Overall, there is an opportunity for further developing the MD simulation framework presented in this study to couple the effects of annealing temperature and pressures to model possible phase transformation effects, if any, and optimize the casting and annealing process to achieve the highest possible interfacial strength.

5. Conclusions

Within the context of designing and developing lightweight energy-efficient systems in the transportation and electrical power sectors, there is a need for replacing heavier metallic components with lighter components (such as aluminum). The process of lightweighting structures often requires joining or welding such lightweight components in the structural systems. In order to obtain long term durability of the welded or joined structures, the interfaces in such welded or joined structures need to be as strong as possible. For optimizing the manufacturing conditions that would enhance the strength of such bi-metallic interfaces, there is a need to obtain a fundamental understanding of the evolution of the microstructures, particularly diffusion processes and the defect evolution processes which occur at the nanoscale at these interfaces, and their influence on the strength of the interfaces.

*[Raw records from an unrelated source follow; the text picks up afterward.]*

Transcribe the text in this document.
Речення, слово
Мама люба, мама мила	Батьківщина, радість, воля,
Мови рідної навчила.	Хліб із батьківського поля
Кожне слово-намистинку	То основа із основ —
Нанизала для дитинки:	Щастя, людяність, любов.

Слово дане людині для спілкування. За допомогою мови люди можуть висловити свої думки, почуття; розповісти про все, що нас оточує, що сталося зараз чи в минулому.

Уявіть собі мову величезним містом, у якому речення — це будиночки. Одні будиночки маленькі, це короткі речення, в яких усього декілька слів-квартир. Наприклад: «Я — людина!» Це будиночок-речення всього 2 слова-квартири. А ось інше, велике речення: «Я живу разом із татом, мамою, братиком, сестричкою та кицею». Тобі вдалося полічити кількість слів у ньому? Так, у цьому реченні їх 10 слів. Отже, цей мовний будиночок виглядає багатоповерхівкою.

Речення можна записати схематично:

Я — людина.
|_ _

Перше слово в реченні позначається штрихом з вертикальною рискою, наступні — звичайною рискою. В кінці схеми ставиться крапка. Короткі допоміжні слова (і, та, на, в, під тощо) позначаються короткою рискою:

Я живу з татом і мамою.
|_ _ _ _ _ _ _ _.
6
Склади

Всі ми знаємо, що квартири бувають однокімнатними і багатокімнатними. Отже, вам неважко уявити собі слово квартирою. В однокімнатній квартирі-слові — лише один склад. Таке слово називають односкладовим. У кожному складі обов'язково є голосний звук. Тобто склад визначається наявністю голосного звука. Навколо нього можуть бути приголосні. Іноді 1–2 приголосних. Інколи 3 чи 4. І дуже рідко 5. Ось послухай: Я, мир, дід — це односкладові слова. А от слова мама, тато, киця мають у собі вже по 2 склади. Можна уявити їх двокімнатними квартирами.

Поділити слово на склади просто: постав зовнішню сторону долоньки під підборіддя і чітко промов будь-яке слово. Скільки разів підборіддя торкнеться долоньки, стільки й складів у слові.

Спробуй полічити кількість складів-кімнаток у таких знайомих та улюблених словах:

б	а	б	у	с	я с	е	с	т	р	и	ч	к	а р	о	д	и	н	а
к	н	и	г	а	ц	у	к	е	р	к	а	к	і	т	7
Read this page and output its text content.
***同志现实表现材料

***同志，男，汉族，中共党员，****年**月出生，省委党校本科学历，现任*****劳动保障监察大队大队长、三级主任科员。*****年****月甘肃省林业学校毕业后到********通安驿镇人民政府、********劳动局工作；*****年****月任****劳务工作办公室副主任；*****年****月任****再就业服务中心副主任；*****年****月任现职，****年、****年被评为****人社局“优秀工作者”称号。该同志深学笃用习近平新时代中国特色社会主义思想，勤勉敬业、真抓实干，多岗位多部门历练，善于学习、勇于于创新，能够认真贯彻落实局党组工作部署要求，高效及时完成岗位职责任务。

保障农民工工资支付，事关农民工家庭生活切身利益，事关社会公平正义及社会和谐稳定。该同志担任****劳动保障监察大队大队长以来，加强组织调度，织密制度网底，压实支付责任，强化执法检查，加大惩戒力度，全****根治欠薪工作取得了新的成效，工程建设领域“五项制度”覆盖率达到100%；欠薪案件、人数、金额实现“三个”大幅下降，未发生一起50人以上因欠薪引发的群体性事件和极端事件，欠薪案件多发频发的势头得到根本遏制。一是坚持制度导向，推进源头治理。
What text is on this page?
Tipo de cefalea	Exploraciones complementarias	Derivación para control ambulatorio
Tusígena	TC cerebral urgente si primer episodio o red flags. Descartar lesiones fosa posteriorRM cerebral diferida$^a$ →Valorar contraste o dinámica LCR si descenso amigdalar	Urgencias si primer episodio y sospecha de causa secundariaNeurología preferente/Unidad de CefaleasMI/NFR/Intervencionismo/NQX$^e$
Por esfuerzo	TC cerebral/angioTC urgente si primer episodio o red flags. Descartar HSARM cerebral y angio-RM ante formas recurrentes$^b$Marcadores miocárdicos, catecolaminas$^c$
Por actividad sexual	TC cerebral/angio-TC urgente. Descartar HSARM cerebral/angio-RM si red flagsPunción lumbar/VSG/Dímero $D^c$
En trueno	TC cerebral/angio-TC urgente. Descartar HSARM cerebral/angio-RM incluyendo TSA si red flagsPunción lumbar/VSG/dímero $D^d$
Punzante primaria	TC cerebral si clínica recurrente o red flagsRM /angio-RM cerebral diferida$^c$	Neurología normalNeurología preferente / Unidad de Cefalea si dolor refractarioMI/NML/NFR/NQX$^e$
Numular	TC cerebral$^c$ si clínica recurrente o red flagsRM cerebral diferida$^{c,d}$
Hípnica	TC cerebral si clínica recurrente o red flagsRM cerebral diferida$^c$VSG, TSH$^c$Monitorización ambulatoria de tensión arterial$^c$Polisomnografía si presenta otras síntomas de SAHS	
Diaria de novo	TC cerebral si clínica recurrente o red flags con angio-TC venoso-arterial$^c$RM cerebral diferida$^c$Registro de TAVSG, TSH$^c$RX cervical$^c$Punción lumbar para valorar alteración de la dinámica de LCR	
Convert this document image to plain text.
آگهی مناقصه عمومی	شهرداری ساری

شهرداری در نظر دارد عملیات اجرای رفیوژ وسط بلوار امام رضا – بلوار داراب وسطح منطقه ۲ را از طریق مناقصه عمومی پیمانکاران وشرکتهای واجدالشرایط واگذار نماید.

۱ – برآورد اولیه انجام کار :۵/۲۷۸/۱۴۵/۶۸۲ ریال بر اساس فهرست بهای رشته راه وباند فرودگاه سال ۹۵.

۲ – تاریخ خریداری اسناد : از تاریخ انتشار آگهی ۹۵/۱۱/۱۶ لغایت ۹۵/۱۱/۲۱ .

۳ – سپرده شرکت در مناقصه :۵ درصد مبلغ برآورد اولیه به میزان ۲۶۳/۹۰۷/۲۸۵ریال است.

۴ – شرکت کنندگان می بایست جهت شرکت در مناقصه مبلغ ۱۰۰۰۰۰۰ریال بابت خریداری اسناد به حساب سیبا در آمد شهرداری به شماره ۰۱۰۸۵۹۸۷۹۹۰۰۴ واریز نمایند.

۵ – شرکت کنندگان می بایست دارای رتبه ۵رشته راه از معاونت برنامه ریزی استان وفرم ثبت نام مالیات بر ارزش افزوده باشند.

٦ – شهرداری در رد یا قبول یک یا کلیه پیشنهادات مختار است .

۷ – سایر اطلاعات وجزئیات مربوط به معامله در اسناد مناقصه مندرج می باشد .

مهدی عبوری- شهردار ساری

Hence, the present study was focused on developing a molecular dynamic simulations-based modeling framework for understanding atomic configuration evolution in the deformation of the Al–Cu bi-metallic interfaces. The principal conclusions of the present study are summarized as follows:

• The Al–Cu as-cast and rolled Al–Cu interface exhibits a compositionally graded structure with two distinct interfaces—one on the Al-side which is rich with the intermetallic Al₂Cu and another one on the Cu-side which is rich with the intermetallic Al₄Cu₉.
• The mechanical failure of the Al–Cu interface takes place at the Al-side of the interface which is weaker than the Cu-side of the interface.
• Micro- and nanoindentation experiments on the graded Al–Cu interfaces also confirm that the Al-side of the Al–Cu interface is mechanically weaker than the Cu-side.
• Centrosymmetry parameter analyses and dislocation analyses that are used to understand the microstructural features that influence deformation behavior leading to the failure of the Al–Cu interfaces reveal that increasing the annealing temperature increases the quality of the interface by reducing the stacking fault density at the Al-side of the interface, suppresses the generation of nanovoids, which are precursors for the initiation of fracture at the Al-side of the interface, and thus increases the tensile and shear strengths of the interfaces.
• The trends predicted by the MD simulations for the increase in the tensile and shear strengths of the interfaces observed with annealing treatments are in agreement with experimental results.

In future studies, the strength of the intermetallic layer will be predicted using micro and mesoscale methods, such as the crystal plasticity finite element method. The voids and their distribution, and grain misorientation effects, will be included.